There are also some magic words. Two little words that can help anyone (but especially those among us with children) keep the home fires burning until our wee ones fly off on their own. One thing that, if said every day, can keep your relationship hot in the face of responsibility, stress, and small children constantly vying for all of your attention. Ready?
And the magical phrase is:
No. Really. That's it. Say thank you, and not just when they do something extraordinary. Say it all the time. Say it for things you expect your partner to do as a co-parent, partner, or just as a functioning adult. Say it for things that are their job. Say it for things they did even imperfectly. Say it for things they say they will do. There are two major reasons to do this. For one thing, people tend to respond better to positive reinforcement than to negative reinforcement or punishment, so whatever you're thanking them for will be more likely to be repeated. But above and beyond using a "thank you" to get something you want, these words have the amazing ability to convey more than mere appreciation for, say, doing the dishes or cooking dinner.
Think of it in terms of the greatest '80s movie of all time, The Princess Bride.
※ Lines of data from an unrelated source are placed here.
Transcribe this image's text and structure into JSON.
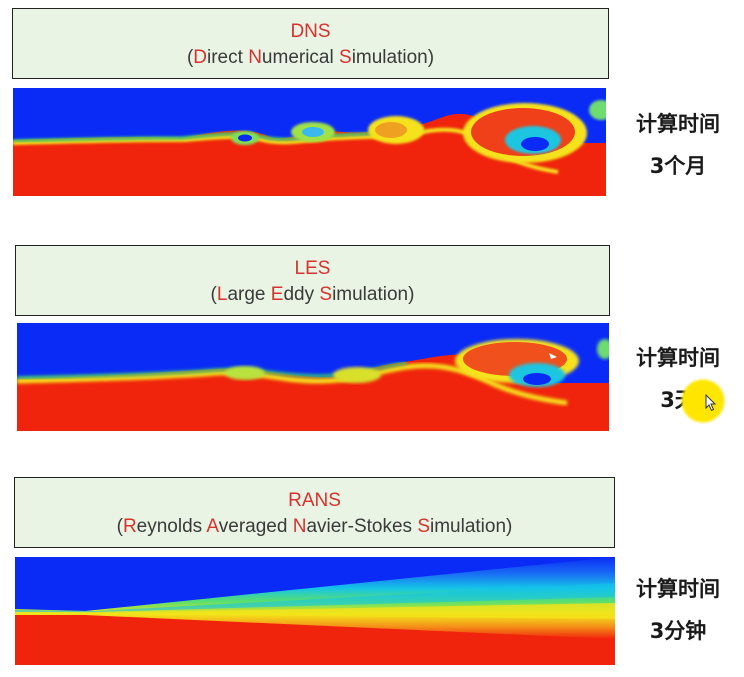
{
  "panels": [
    {
      "abbr": "DNS",
      "full": [
        {
          "t": "(",
          "h": false
        },
        {
          "t": "D",
          "h": true
        },
        {
          "t": "irect ",
          "h": false
        },
        {
          "t": "N",
          "h": true
        },
        {
          "t": "umerical ",
          "h": false
        },
        {
          "t": "S",
          "h": true
        },
        {
          "t": "imulation)",
          "h": false
        }
      ],
      "time_label": "计算时间",
      "time_value": "3个月"
    },
    {
      "abbr": "LES",
      "full": [
        {
          "t": "(",
          "h": false
        },
        {
          "t": "L",
          "h": true
        },
        {
          "t": "arge ",
          "h": false
        },
        {
          "t": "E",
          "h": true
        },
        {
          "t": "ddy ",
          "h": false
        },
        {
          "t": "S",
          "h": true
        },
        {
          "t": "imulation)",
          "h": false
        }
      ],
      "time_label": "计算时间",
      "time_value": "3天"
    },
    {
      "abbr": "RANS",
      "full": [
        {
          "t": "(",
          "h": false
        },
        {
          "t": "R",
          "h": true
        },
        {
          "t": "eynolds ",
          "h": false
        },
        {
          "t": "A",
          "h": true
        },
        {
          "t": "veraged ",
          "h": false
        },
        {
          "t": "N",
          "h": true
        },
        {
          "t": "avier-Stokes ",
          "h": false
        },
        {
          "t": "S",
          "h": true
        },
        {
          "t": "imulation)",
          "h": false
        }
      ],
      "time_label": "计算时间",
      "time_value": "3分钟"
    }
  ],
  "colors": {
    "highlight": "#d8322e",
    "box_bg": "#eaf4e4",
    "cold": "#0a2bf5",
    "hot": "#f0240c"
  }
}
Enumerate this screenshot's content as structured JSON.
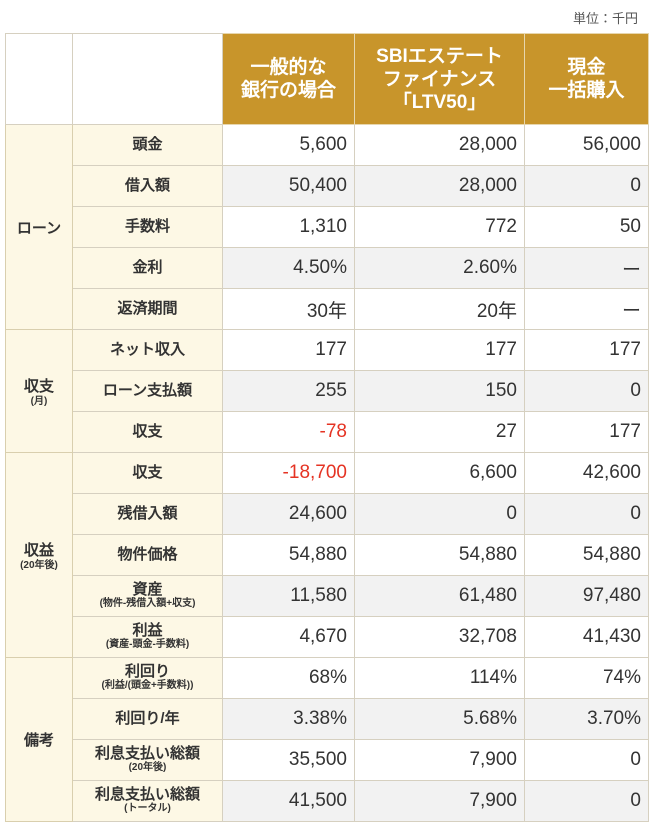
{
  "unit": "単位：千円",
  "columns": [
    [
      "一般的な",
      "銀行の場合"
    ],
    [
      "SBIエステート",
      "ファイナンス",
      "「LTV50」"
    ],
    [
      "現金",
      "一括購入"
    ]
  ],
  "groups": [
    {
      "label": "ローン",
      "rows": [
        {
          "label": "頭金",
          "values": [
            "5,600",
            "28,000",
            "56,000"
          ]
        },
        {
          "label": "借入額",
          "values": [
            "50,400",
            "28,000",
            "0"
          ]
        },
        {
          "label": "手数料",
          "values": [
            "1,310",
            "772",
            "50"
          ]
        },
        {
          "label": "金利",
          "values": [
            "4.50%",
            "2.60%",
            "ー"
          ]
        },
        {
          "label": "返済期間",
          "values": [
            "30年",
            "20年",
            "ー"
          ]
        }
      ]
    },
    {
      "label": "収支",
      "note": "(月)",
      "rows": [
        {
          "label": "ネット収入",
          "values": [
            "177",
            "177",
            "177"
          ]
        },
        {
          "label": "ローン支払額",
          "values": [
            "255",
            "150",
            "0"
          ]
        },
        {
          "label": "収支",
          "values": [
            "-78",
            "27",
            "177"
          ]
        }
      ]
    },
    {
      "label": "収益",
      "note": "(20年後)",
      "rows": [
        {
          "label": "収支",
          "values": [
            "-18,700",
            "6,600",
            "42,600"
          ]
        },
        {
          "label": "残借入額",
          "values": [
            "24,600",
            "0",
            "0"
          ]
        },
        {
          "label": "物件価格",
          "values": [
            "54,880",
            "54,880",
            "54,880"
          ]
        },
        {
          "label": "資産",
          "note": "(物件-残借入額+収支)",
          "values": [
            "11,580",
            "61,480",
            "97,480"
          ]
        },
        {
          "label": "利益",
          "note": "(資産-頭金-手数料)",
          "values": [
            "4,670",
            "32,708",
            "41,430"
          ]
        }
      ]
    },
    {
      "label": "備考",
      "rows": [
        {
          "label": "利回り",
          "note": "(利益/(頭金+手数料))",
          "values": [
            "68%",
            "114%",
            "74%"
          ]
        },
        {
          "label": "利回り/年",
          "values": [
            "3.38%",
            "5.68%",
            "3.70%"
          ]
        },
        {
          "label": "利息支払い総額",
          "note": "(20年後)",
          "values": [
            "35,500",
            "7,900",
            "0"
          ]
        },
        {
          "label": "利息支払い総額",
          "note": "(トータル)",
          "values": [
            "41,500",
            "7,900",
            "0"
          ]
        }
      ]
    }
  ]
}
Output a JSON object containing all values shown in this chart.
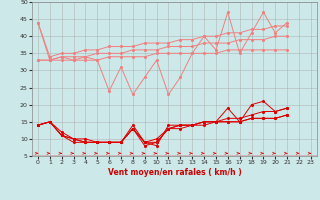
{
  "xlabel": "Vent moyen/en rafales ( km/h )",
  "xlim": [
    -0.5,
    23.5
  ],
  "ylim": [
    5,
    50
  ],
  "yticks": [
    5,
    10,
    15,
    20,
    25,
    30,
    35,
    40,
    45,
    50
  ],
  "xticks": [
    0,
    1,
    2,
    3,
    4,
    5,
    6,
    7,
    8,
    9,
    10,
    11,
    12,
    13,
    14,
    15,
    16,
    17,
    18,
    19,
    20,
    21,
    22,
    23
  ],
  "background_color": "#cce8e8",
  "grid_color": "#aaaaaa",
  "light_red": "#f08080",
  "dark_red": "#dd0000",
  "series_light": [
    [
      44,
      33,
      34,
      33,
      34,
      33,
      24,
      31,
      23,
      28,
      33,
      23,
      28,
      35,
      40,
      36,
      47,
      35,
      41,
      47,
      41,
      44
    ],
    [
      44,
      34,
      35,
      35,
      36,
      36,
      37,
      37,
      37,
      38,
      38,
      38,
      39,
      39,
      40,
      40,
      41,
      41,
      42,
      42,
      43,
      43
    ],
    [
      33,
      33,
      34,
      34,
      34,
      35,
      35,
      35,
      36,
      36,
      36,
      37,
      37,
      37,
      38,
      38,
      38,
      39,
      39,
      39,
      40,
      40
    ],
    [
      33,
      33,
      33,
      33,
      33,
      33,
      34,
      34,
      34,
      34,
      35,
      35,
      35,
      35,
      35,
      35,
      36,
      36,
      36,
      36,
      36,
      36
    ]
  ],
  "series_dark": [
    [
      14,
      15,
      11,
      10,
      10,
      9,
      9,
      9,
      14,
      9,
      8,
      14,
      14,
      14,
      15,
      15,
      19,
      15,
      20,
      21,
      18,
      19
    ],
    [
      14,
      15,
      11,
      10,
      9,
      9,
      9,
      9,
      13,
      9,
      9,
      13,
      13,
      14,
      14,
      15,
      15,
      15,
      16,
      16,
      16,
      17
    ],
    [
      14,
      15,
      12,
      10,
      9,
      9,
      9,
      9,
      13,
      9,
      10,
      13,
      14,
      14,
      15,
      15,
      16,
      16,
      17,
      18,
      18,
      19
    ],
    [
      14,
      15,
      11,
      9,
      9,
      9,
      9,
      9,
      13,
      8,
      9,
      13,
      14,
      14,
      15,
      15,
      15,
      15,
      16,
      16,
      16,
      17
    ]
  ]
}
Westley was a farmhand for Buttercup's family, and she delighted in ordering him around. After each of her demands, Westley would simply reply "As you wish."
It was all he ever said to her. But over time, Buttercup realized something:
She was amazed to discover that when he was saying 'As you wish' what he meant was 'I love you.'
Funny how language works, huh? While we should always say what we mean, sometimes shorthand is necessary. Because when it comes to love, especially a lasting love, it's hard to put it into words every day. But when you make a habit of demonstrating mindful appreciation for one another, "thank you" comes with an emotional asterisk that leads to a footnote saying, "I truly and sincerely appreciate everything you do, including that last thing you just did. Because that thing you just did helped make this larger thing we're doing together, this whole family thing, run more smoothly. And on top of loving and being grateful for you, I love and am grateful for this life we have together. It can be a lot of work sometimes and I know it can leave us both exhausted, and that makes it hard to tell you every single day that you continue to be one of the most important people in my life."
Who wouldn't want to get that message every day? Who wouldn't be turned on by that?
To feel appreciated is to feel loved and to feel loved is to feel hot. Getting the sexiness back in your relationship can't just be an effort in the bedroom. It has to be an effort everywhere else, too.